ROANOKE TIMES

                         Roanoke Times
                 Copyright (c) 1995, Landmark Communications, Inc.

DATE: FRIDAY, April 5, 1991                   TAG: 9104060378
SECTION: FOUNDERS DAY                    PAGE: VT-8   EDITION: METRO 
SOURCE: 
DATELINE: BLACKSBURG                                LENGTH: Medium


BAIRD HONORED FOR EXCELLENCE IN RESEARCH

For chemical engineering professor Don Baird, winner of this year's Alumni Award for Research Excellence, academics and athletics have long been amiable partners.

Baird lettered three years in football as an offensive guard and linebacker at Michigan State University, where he earned his bachelor's and master's degrees. He received Academic Big Ten and All-America honors during his junior and senior years at MSU, and was a member of the 1966 National Championship team. He received an NCAA scholarship to pursue graduate studies, the second player in MSU history to receive that honor.

Believing that he had only just "scratched the surface" of his engineering studies, Baird went on to the University of Wisconsin where he earned a Ph.D. in 1974 in engineering mechanics, with a minor in chemical engineering. He worked for Monsanto as a research chemical engineer before joining Virginia Tech in 1978. Last year, he was appointed the Harry C. Wyatt Professor.

Baird says he was recruited by Ivy League schools but only a few Division I schools. He decided to enroll at MSU on a partial academic scholarship rather than accept a full athletic scholarship at a university that lacked the academic programs Baird was interested in. MSU's football coaches were at first not very interested in him, "especially since they had no investment in me," Baird says.

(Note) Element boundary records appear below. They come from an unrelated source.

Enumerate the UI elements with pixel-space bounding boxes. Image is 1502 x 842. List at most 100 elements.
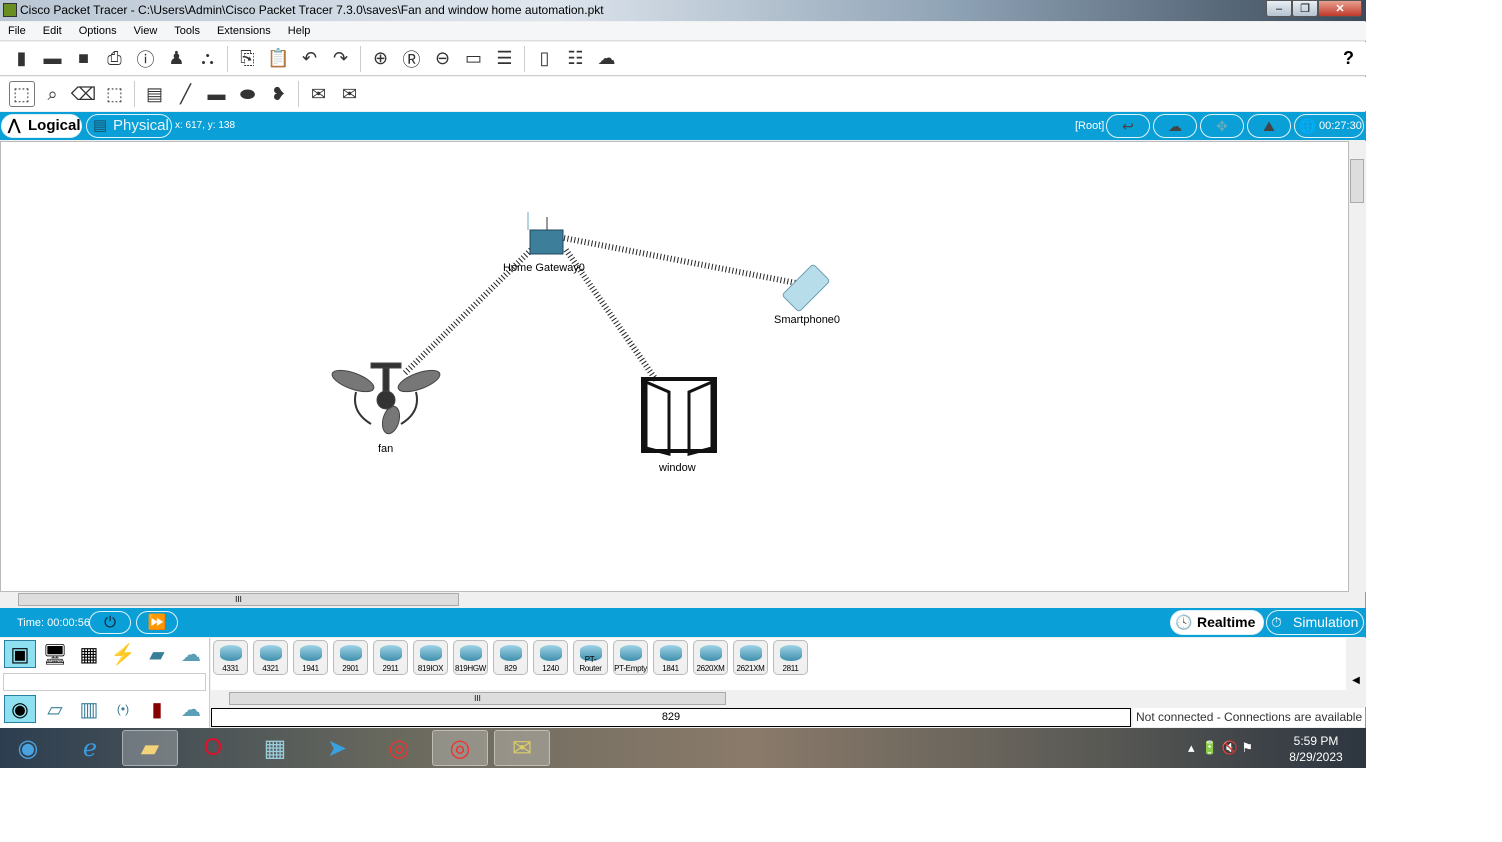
network-info-icon[interactable]: ☷ [563,46,589,72]
open-folder-icon[interactable]: ▬ [40,46,66,72]
set-background-icon[interactable]: ⛰ [1247,114,1291,138]
end-devices-category-icon[interactable]: 🖥 [39,640,71,668]
menu-extensions[interactable]: Extensions [209,22,280,40]
draw-line-icon[interactable]: ╱ [173,81,199,107]
draw-rectangle-icon[interactable]: ▬ [204,81,230,107]
undo-icon[interactable]: ↶ [297,46,323,72]
power-cycle-button[interactable]: ⏻ [89,611,131,634]
router-model-button[interactable]: 829 [493,640,528,675]
security-subcategory-icon[interactable]: ▮ [141,695,173,723]
router-model-button[interactable]: 1941 [293,640,328,675]
help-icon[interactable]: ? [1343,48,1354,69]
new-file-icon[interactable]: ▮ [9,46,35,72]
multiuser-category-icon[interactable]: ☁ [175,640,207,668]
node-label-window[interactable]: window [659,462,696,474]
taskbar-clock[interactable]: 5:59 PM 8/29/2023 [1285,733,1347,765]
simulation-mode-tab[interactable]: ⏱ Simulation [1266,610,1364,635]
fast-forward-button[interactable]: ⏩ [136,611,178,634]
model-list-scrollbar[interactable]: III [211,690,1346,706]
menu-edit[interactable]: Edit [35,22,71,40]
system-tray-icons[interactable]: ▴ 🔋 🔇 ⚑ [1188,740,1253,756]
tab-physical[interactable]: ▤ Physical [86,114,172,138]
menu-file[interactable]: File [0,22,35,40]
zoom-out-icon[interactable]: ⊖ [430,46,456,72]
draw-ellipse-icon[interactable]: ⬬ [235,81,261,107]
zoom-reset-icon[interactable]: Ⓡ [399,46,425,72]
workspace-horizontal-scrollbar[interactable]: III [0,592,1349,607]
close-button[interactable]: ✕ [1318,0,1362,17]
router-model-button[interactable]: PT-Router [573,640,608,675]
custom-devices-dialog-icon[interactable]: ☰ [492,46,518,72]
internet-explorer-icon[interactable]: ℯ [62,730,118,766]
chrome-profile-icon[interactable]: ◎ [432,730,488,766]
delete-icon[interactable]: ⌫ [71,81,97,107]
switches-subcategory-icon[interactable]: ▱ [39,695,71,723]
menu-view[interactable]: View [126,22,167,40]
menu-help[interactable]: Help [280,22,320,40]
workspace-vertical-scrollbar[interactable] [1349,141,1366,592]
control-panel-icon[interactable]: ▦ [247,730,303,766]
new-cluster-icon[interactable]: ☁ [1153,114,1197,138]
minimize-button[interactable]: – [1266,0,1292,17]
redo-icon[interactable]: ↷ [328,46,354,72]
paste-icon[interactable]: 📋 [266,46,292,72]
device-search-field[interactable] [3,673,206,691]
add-complex-pdu-icon[interactable]: ✉ [337,81,363,107]
main-toolbar: ▮ ▬ ■ ⎙ ⓘ ♟ ⛬ ⎘ 📋 ↶ ↷ ⊕ Ⓡ ⊖ ▭ ☰ ▯ ☷ ☁ ? [0,42,1366,76]
menu-options[interactable]: Options [71,22,126,40]
miscellaneous-category-icon[interactable]: ▰ [141,640,173,668]
network-devices-category-icon[interactable]: ▣ [4,640,36,668]
wireless-subcategory-icon[interactable]: (•) [107,695,139,723]
router-model-button[interactable]: PT-Empty [613,640,648,675]
router-model-button[interactable]: 819IOX [413,640,448,675]
copy-icon[interactable]: ⎘ [235,46,261,72]
telegram-icon[interactable]: ➤ [309,730,365,766]
router-model-button[interactable]: 2901 [333,640,368,675]
opera-icon[interactable]: O [185,730,241,766]
router-model-button[interactable]: 2620XM [693,640,728,675]
inspect-icon[interactable]: ⌕ [40,81,66,107]
node-label-smartphone[interactable]: Smartphone0 [774,314,840,326]
node-label-home-gateway[interactable]: Home Gateway0 [503,262,585,274]
node-label-fan[interactable]: fan [378,443,393,455]
packet-tracer-taskbar-icon[interactable]: ✉ [494,730,550,766]
file-explorer-icon[interactable]: ▰ [122,730,178,766]
menu-tools[interactable]: Tools [166,22,209,40]
router-model-button[interactable]: 4331 [213,640,248,675]
tab-logical[interactable]: ⋀ Logical [1,114,82,138]
logical-workspace[interactable]: Home Gateway0 Smartphone0 fan window [0,141,1349,592]
router-model-button[interactable]: 2911 [373,640,408,675]
back-button[interactable]: ↩ [1106,114,1150,138]
routers-subcategory-icon[interactable]: ◉ [4,695,36,723]
chrome-icon[interactable]: ◎ [371,730,427,766]
info-icon[interactable]: ⓘ [133,46,159,72]
cloud-window-icon[interactable]: ☁ [594,46,620,72]
zoom-in-icon[interactable]: ⊕ [368,46,394,72]
router-model-button[interactable]: 819HGW [453,640,488,675]
drawing-palette-icon[interactable]: ▭ [461,46,487,72]
activity-wizard-icon[interactable]: ♟ [164,46,190,72]
add-simple-pdu-icon[interactable]: ✉ [306,81,332,107]
wan-emulation-subcategory-icon[interactable]: ☁ [175,695,207,723]
freeform-icon[interactable]: ❥ [266,81,292,107]
select-icon[interactable]: ⬚ [8,81,35,107]
custom-device-icon[interactable]: ⛬ [195,46,221,72]
router-model-button[interactable]: 2811 [773,640,808,675]
save-icon[interactable]: ■ [71,46,97,72]
print-icon[interactable]: ⎙ [102,46,128,72]
router-model-button[interactable]: 2621XM [733,640,768,675]
hubs-subcategory-icon[interactable]: ▥ [73,695,105,723]
router-model-button[interactable]: 1240 [533,640,568,675]
maximize-button[interactable]: ❐ [1292,0,1318,17]
resize-shape-icon[interactable]: ⬚ [102,81,128,107]
collapse-panel-arrow[interactable]: ◀ [1346,638,1366,707]
start-button-icon[interactable]: ◉ [0,730,56,766]
router-model-button[interactable]: 4321 [253,640,288,675]
connections-category-icon[interactable]: ⚡ [107,640,139,668]
move-object-icon[interactable]: ✥ [1200,114,1244,138]
realtime-mode-tab[interactable]: 🕓 Realtime [1170,610,1264,635]
place-note-icon[interactable]: ▤ [142,81,168,107]
components-category-icon[interactable]: ▦ [73,640,105,668]
viewport-icon[interactable]: ▯ [532,46,558,72]
router-model-button[interactable]: 1841 [653,640,688,675]
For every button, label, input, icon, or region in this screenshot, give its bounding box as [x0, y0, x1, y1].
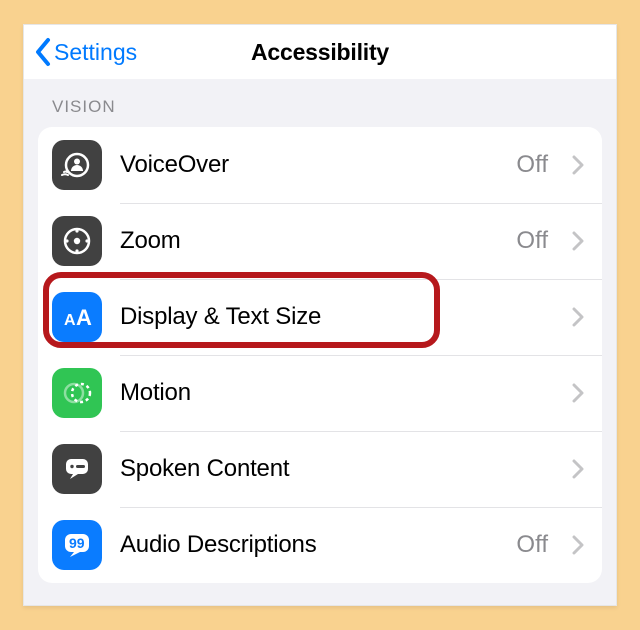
spoken-content-icon	[52, 444, 102, 494]
row-voiceover[interactable]: VoiceOver Off	[38, 127, 602, 203]
chevron-right-icon	[572, 231, 584, 251]
chevron-right-icon	[572, 459, 584, 479]
audio-descriptions-icon: 99	[52, 520, 102, 570]
content-area: VISION VoiceOver Off	[24, 79, 616, 605]
row-motion[interactable]: Motion	[38, 355, 602, 431]
chevron-right-icon	[572, 155, 584, 175]
chevron-right-icon	[572, 535, 584, 555]
settings-screen: Settings Accessibility VISION VoiceOver	[23, 24, 617, 606]
row-zoom[interactable]: Zoom Off	[38, 203, 602, 279]
svg-text:A: A	[64, 312, 76, 329]
chevron-left-icon	[34, 37, 52, 67]
vision-group: VoiceOver Off Zoom	[38, 127, 602, 583]
back-button[interactable]: Settings	[34, 25, 137, 79]
chevron-right-icon	[572, 383, 584, 403]
svg-text:A: A	[76, 305, 92, 330]
row-display-text-size[interactable]: A A Display & Text Size	[38, 279, 602, 355]
back-label: Settings	[54, 39, 137, 66]
page-title: Accessibility	[251, 39, 389, 66]
row-spoken-content[interactable]: Spoken Content	[38, 431, 602, 507]
row-audio-descriptions[interactable]: 99 Audio Descriptions Off	[38, 507, 602, 583]
row-label: VoiceOver	[120, 151, 498, 179]
svg-text:99: 99	[69, 535, 85, 551]
chevron-right-icon	[572, 307, 584, 327]
navbar: Settings Accessibility	[24, 25, 616, 79]
text-size-icon: A A	[52, 292, 102, 342]
row-status: Off	[516, 151, 548, 179]
row-status: Off	[516, 227, 548, 255]
row-label: Audio Descriptions	[120, 531, 498, 559]
zoom-icon	[52, 216, 102, 266]
row-label: Zoom	[120, 227, 498, 255]
row-label: Motion	[120, 379, 530, 407]
row-label: Spoken Content	[120, 455, 530, 483]
row-label: Display & Text Size	[120, 303, 530, 331]
row-status: Off	[516, 531, 548, 559]
motion-icon	[52, 368, 102, 418]
section-header-vision: VISION	[24, 79, 616, 123]
voiceover-icon	[52, 140, 102, 190]
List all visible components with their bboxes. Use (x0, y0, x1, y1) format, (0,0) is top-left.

Baird spent his freshman year as a walk-on, running the ball for tackling drills. When he didn't get an invitation to return the following year, he wrote the coach, Duffy Daugherty. "I may have convinced you that I can't play. But I haven't convinced myself yet that I can't play," Baird wrote.

His confidence must have impressed Daugherty. Baird was brought back for the fall drills and moved into a starting position where he stayed for the next two years. He's proud of the fact that he was able to compete at such a high athletic level, playing with such teammates as Bubba Smith and against such all-time greats as Terry Hanratty of Notre Dame and O.J. Simpson of Southern California.

Playing college football also taught Baird about organization, discipline, determination and sacrifice - his Saturday nights were often spent studying. "It's knowing how to make your time count and knowing what's important to you."

A specialist in polymer processing, Baird is currently working on developing a cheaper way to make plastic resins stronger, stiffer and more environment-friendly. If polypropylene could be made strong enough to replace metal as the outside shell of motor vehicles, cars would be lighter and would use less fuel. At the same time, Baird's work also would make such plastics recyclable. Many plastics are currently stiffened with glass fibers, but the glass content makes it impossible to recycle the plastic.

His research will also benefit the medical industry if the new plastics can be used to make better catheter balloons for stretching clogged arteries during heart surgery. He has obtained two patents, one of which is for a one-step manufacturing process for plastic material that has been hard to make.